İnsan Hakları Savunucuları Merkezi'nin yöneticisi olarak görev yapmaktan onur duyduğunu ifade eden Ebadi, merkezin de bir sivil toplum kuruluşu olarak 2004 yılında Fransız hükümetinin insan hakları ödülünü kazandığını hatırlattı. Ebadi, aynı zamanda bu ödüllerin, İnsan Hakları Savunucuları Merkezi'nde İran'daki insan haklarının durumunu iyileştirmeye çalışan çok sayıda kişinin dürüst faaliyetini gösterdiğini de söyledi.
“Bu ödül İran halkının sesini dünyaya duyurmak için ne kadar dürüst çalıştığımızı gösteriyor”
İslam Cumhuriyeti'nin İnsan Hakları Savunucuları Merkezi'ni ağır muamelelere maruz bıraktığını söyleyen Ebadi, Nergis Muhammedi’nin yıllardır hapiste olduğunu belirterek, daha pek çok kişinin de bu merkezdeki faaliyetlerinden dolayı hapsedildiğini kaydetti.
Nobel Barış Ödülü'nden elde edilen gelirle satın aldığı merkez ofisinin saldırıya uğradığını, el konulduğunu ve satıldığını söyleyen Ebadi, “Buna ek olarak, rejim tüm kişisel mallarıma el koydu ve sattı. Birkaç kez evime saldırdılar.
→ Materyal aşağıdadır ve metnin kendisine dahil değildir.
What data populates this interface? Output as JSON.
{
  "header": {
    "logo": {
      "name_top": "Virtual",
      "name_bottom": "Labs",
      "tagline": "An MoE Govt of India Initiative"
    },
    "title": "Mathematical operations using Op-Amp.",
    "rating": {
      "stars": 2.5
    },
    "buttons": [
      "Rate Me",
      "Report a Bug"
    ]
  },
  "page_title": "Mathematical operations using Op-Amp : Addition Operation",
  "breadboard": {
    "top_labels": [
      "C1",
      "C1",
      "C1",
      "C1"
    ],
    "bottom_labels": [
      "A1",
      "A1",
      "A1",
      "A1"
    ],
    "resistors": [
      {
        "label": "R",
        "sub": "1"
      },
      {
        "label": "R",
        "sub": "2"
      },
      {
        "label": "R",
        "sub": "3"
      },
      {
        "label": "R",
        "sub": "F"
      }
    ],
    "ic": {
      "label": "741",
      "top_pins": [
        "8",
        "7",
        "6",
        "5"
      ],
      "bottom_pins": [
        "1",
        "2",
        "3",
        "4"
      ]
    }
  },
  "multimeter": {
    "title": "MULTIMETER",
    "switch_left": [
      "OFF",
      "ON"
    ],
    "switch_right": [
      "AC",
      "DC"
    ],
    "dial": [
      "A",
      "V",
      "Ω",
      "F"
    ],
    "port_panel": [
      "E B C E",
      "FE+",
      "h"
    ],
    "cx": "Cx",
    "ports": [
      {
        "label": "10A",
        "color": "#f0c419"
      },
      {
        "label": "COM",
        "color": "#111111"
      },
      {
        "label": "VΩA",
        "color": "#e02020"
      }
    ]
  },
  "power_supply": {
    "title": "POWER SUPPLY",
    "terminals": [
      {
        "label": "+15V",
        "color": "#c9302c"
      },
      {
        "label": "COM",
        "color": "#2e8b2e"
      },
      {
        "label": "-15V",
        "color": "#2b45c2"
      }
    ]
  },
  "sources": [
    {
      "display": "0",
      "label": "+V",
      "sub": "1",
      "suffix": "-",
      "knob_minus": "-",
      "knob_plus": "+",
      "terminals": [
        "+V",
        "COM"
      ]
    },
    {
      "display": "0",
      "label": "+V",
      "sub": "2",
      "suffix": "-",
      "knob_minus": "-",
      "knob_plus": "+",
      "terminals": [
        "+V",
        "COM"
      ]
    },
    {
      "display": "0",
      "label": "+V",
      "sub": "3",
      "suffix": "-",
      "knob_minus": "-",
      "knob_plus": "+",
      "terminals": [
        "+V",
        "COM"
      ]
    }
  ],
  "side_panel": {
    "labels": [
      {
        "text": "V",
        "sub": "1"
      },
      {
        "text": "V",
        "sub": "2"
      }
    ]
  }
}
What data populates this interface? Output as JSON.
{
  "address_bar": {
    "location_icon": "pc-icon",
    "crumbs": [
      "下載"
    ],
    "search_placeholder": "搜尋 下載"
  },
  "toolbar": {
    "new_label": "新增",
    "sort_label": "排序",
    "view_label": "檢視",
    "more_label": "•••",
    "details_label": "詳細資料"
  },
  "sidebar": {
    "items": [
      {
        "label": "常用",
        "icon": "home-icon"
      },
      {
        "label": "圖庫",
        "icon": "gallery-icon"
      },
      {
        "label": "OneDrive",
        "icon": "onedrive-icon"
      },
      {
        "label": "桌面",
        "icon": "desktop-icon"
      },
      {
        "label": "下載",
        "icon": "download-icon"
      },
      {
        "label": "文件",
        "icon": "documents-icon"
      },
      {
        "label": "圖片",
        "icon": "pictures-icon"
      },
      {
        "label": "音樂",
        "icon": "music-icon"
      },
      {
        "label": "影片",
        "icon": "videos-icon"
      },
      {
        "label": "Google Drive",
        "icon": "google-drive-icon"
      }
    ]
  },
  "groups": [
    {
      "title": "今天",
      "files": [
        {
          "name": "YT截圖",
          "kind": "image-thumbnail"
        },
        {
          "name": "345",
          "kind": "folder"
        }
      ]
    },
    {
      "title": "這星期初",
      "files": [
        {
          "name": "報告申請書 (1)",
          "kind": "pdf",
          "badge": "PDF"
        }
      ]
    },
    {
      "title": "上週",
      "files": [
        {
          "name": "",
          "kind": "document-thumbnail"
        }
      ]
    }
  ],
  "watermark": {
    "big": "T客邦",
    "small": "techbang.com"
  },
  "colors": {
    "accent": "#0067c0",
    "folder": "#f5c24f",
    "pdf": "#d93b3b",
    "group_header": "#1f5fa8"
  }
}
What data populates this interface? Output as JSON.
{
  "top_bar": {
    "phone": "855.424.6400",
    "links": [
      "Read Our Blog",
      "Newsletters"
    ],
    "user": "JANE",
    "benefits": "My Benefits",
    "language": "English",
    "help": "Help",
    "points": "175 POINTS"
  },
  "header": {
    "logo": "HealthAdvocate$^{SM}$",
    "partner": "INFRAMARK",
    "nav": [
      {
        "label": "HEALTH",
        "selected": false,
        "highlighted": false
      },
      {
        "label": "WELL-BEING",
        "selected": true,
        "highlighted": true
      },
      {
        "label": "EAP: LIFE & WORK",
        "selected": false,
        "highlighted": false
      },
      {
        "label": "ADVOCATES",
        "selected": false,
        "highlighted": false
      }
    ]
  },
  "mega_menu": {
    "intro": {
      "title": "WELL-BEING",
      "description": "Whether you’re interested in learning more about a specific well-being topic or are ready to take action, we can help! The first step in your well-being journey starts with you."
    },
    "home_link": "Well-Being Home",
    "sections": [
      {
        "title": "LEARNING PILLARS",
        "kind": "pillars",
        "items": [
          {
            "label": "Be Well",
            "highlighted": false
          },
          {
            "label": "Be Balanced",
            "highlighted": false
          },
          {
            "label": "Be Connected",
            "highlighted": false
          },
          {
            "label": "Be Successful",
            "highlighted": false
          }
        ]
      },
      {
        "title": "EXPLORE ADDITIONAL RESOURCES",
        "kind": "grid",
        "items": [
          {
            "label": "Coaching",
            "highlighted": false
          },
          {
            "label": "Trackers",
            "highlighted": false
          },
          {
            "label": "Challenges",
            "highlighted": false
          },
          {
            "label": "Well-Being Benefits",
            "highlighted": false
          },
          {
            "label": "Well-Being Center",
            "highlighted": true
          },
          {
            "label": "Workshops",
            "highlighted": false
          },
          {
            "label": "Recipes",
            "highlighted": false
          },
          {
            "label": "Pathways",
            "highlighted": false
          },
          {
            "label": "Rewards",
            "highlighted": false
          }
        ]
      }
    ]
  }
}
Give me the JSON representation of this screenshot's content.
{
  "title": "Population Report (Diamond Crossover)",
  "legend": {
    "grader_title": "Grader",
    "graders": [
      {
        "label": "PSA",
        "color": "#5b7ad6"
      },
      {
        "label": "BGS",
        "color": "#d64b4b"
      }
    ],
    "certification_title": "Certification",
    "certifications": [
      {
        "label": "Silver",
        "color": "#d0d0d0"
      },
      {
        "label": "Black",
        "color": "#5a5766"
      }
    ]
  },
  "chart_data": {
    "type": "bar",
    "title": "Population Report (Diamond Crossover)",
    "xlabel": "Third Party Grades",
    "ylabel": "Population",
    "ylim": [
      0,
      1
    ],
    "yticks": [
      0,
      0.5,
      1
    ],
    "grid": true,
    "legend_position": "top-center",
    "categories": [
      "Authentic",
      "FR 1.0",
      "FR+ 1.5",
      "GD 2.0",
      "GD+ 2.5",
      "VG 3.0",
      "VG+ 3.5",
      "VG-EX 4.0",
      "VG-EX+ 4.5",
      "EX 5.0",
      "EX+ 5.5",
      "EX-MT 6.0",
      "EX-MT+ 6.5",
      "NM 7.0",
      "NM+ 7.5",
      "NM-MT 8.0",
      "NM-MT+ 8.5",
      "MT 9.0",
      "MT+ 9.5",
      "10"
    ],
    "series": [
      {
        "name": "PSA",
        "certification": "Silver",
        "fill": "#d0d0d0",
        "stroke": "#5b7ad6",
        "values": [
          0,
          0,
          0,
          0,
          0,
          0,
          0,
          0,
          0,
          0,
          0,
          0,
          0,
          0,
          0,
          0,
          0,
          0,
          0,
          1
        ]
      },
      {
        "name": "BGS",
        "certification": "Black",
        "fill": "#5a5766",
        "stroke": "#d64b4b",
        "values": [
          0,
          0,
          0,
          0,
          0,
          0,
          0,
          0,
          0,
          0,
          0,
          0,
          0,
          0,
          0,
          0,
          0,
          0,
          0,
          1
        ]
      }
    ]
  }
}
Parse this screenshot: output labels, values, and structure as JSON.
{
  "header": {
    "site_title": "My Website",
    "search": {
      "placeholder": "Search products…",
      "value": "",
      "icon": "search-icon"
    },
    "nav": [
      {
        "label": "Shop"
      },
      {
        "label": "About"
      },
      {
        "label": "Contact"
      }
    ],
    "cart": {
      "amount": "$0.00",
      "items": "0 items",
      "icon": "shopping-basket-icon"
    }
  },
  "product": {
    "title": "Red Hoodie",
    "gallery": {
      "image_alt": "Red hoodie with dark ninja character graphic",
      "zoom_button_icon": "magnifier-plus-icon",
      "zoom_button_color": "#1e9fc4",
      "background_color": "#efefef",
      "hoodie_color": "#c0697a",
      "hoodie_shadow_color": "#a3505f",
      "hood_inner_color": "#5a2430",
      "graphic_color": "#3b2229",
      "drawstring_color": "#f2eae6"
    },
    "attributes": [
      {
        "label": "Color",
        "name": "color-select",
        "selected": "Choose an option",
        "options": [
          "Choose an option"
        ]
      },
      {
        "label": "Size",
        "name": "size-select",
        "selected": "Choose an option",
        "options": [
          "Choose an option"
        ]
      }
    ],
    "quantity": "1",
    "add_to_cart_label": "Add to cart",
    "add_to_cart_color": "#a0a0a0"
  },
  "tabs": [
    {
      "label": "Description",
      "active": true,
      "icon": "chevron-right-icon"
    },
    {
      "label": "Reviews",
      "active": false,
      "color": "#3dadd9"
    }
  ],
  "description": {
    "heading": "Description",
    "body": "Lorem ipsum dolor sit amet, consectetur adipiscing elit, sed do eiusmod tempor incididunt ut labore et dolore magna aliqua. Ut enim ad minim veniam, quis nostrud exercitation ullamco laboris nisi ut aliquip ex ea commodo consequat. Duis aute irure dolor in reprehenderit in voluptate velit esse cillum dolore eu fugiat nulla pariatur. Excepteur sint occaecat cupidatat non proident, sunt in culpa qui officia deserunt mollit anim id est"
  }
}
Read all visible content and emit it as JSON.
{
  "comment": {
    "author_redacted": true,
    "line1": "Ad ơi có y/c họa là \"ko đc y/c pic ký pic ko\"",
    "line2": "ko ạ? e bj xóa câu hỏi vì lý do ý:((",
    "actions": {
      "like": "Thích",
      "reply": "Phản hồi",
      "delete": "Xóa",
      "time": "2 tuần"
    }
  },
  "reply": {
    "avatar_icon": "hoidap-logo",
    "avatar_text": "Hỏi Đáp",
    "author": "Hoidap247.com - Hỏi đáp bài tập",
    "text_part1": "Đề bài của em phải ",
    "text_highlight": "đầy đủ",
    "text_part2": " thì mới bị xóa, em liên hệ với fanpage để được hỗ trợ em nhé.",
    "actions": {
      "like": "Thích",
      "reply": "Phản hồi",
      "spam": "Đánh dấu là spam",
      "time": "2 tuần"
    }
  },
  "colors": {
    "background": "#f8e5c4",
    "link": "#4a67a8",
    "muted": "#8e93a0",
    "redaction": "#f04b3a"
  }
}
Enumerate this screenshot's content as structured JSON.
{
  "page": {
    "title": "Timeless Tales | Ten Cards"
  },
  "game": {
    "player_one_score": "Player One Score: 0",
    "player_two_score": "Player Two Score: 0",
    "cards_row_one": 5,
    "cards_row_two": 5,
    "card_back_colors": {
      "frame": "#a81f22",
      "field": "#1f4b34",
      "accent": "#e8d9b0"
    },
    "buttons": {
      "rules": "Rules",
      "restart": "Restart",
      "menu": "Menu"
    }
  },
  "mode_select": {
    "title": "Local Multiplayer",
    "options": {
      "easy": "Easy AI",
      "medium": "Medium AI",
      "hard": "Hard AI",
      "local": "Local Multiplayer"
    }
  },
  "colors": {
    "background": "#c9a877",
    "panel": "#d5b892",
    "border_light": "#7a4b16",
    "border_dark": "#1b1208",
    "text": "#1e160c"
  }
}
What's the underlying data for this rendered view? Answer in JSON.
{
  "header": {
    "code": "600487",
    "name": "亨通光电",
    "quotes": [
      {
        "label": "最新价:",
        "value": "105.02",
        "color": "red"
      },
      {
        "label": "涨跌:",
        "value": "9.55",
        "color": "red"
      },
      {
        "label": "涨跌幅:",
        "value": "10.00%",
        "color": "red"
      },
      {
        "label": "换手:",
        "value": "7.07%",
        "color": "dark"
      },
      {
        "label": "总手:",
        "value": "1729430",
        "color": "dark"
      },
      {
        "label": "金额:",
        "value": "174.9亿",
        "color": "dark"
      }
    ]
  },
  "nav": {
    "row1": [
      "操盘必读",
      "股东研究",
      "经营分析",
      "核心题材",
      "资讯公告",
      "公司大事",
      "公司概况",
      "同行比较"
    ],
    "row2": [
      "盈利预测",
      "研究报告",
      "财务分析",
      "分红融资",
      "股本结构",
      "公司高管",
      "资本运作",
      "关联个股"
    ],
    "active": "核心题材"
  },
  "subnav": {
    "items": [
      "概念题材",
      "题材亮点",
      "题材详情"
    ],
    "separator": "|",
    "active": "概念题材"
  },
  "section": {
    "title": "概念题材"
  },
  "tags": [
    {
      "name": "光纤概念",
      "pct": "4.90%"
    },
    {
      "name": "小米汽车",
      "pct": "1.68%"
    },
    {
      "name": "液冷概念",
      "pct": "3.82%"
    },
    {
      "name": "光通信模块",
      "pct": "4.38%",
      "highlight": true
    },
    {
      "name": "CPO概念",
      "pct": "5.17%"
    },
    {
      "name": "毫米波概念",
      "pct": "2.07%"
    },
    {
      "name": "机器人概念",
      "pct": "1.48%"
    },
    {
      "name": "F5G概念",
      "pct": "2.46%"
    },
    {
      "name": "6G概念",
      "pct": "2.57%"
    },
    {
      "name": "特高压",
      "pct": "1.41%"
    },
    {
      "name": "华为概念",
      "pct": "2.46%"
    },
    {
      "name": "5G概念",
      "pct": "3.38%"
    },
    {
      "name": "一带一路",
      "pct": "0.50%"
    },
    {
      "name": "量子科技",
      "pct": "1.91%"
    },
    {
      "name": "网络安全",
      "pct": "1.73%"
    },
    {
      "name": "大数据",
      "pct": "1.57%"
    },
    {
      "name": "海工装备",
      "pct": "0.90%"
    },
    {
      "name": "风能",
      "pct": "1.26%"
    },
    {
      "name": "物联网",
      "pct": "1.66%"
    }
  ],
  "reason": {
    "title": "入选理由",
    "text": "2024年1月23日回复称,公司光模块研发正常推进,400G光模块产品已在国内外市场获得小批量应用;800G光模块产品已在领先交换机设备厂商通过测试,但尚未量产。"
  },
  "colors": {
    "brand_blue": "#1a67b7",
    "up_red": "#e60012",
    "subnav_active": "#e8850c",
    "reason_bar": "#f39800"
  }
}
Bütün malım yağmalandı. İran'da değildim, bu yüzden meslektaşlarıma yaptıkları gibi beni bir ceza davası nedeniyle tutuklayamadılar. Bu nedenle kız kardeşimi ve eşimi tutukladılar. Bu kadar sert muamele tek bir şeye işaret ediyor: Merkezin performansının İran toplumu ve aynı zamanda dünya için önemi ve etkisi” diye konuştu.
Nobel ödüllü avukat, “Bu, İran halkının sesini dünyaya duyurmak için ne kadar dürüst çalıştığımızı gösteriyor. Bu iki ödül benim, Muhammedi’nin ve merkezde çok çalışan herkesin çabalarının sembolleridir” dedi.
Muhammedi’ye verilen ödülün dünyanın, kadınların faaliyetlerine değer vermesi ve hayranlık duyması anlamına geldiğini belirten Ebadi, “Dünya İranlı kadınların nasıl mücadele ettiğini izliyor” ifadesini kullandı.
İranlı kadınların insan haklarını ve kimliklerini elde etmek için her türlü bedeli ödediklerini söyleyen Şirin Ebadi, “Öldürülüyorlar, yıllarca hapsediliyorlar ama taleplerini tekrarlayıp duruyorlar ki bu da; ‘Biz insanız ve insan hakları kriterleri kapsamındaki tüm haklara sahip olmalıyız” dedi.